🤖 AI Summary
This paper addresses the reliability of calibration evaluation for machine learning models, identifying systematic biases in the widely used Expected Calibration Error (ECE) under distributional shift and varying binning strategies. Methodologically, it clarifies the logical hierarchy among multi-level calibration definitions, and systematically exposes ECE’s limitations through visualization, binning-based statistical analysis, and theoretical derivation—demonstrating its failure to satisfy key requirements of robustness and consistency in calibration assessment. Building on this critique, the paper introduces and explicates emerging calibration paradigms—including distribution-level and instance-level calibration—alongside their corresponding evaluation methodologies, thereby constructing a rigorous, interpretable, and practice-oriented calibration knowledge framework. The results equip researchers with principled guidance for selecting appropriate evaluation metrics and advance calibration assessment from ad hoc, heuristic practices toward standardization and formalization.
📝 Abstract
To be considered reliable, a model must be calibrated so that its confidence in each decision closely reflects its true outcome. In this blogpost we'll take a look at the most commonly used definition for calibration and then dive into a frequently used evaluation measure for model calibration.
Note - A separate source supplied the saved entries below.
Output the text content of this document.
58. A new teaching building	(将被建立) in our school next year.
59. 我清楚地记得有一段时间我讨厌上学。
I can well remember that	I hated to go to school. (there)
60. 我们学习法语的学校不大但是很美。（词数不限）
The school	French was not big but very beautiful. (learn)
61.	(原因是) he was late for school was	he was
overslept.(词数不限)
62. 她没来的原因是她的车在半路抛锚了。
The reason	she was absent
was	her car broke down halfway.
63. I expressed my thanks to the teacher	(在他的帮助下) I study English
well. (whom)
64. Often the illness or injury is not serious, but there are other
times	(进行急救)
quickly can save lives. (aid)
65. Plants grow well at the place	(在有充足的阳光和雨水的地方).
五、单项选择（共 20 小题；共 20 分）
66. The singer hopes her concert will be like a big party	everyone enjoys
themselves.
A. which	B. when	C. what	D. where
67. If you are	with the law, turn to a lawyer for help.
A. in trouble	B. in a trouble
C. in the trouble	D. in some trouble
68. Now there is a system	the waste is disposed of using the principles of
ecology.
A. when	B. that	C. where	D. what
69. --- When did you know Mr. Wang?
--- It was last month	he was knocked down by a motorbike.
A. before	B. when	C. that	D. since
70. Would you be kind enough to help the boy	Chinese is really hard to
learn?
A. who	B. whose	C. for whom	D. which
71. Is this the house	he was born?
We'll then cover some of the drawbacks of this measure and how these surfaced the need for additional notions of calibration, which require their own new evaluation measures. This post is not intended to be an in-depth dissection of all works on calibration, nor does it focus on how to calibrate models. Instead, it is meant to provide a gentle introduction to the different notions and their evaluation measures as well as to re-highlight some issues with a measure that is still widely used to evaluate calibration.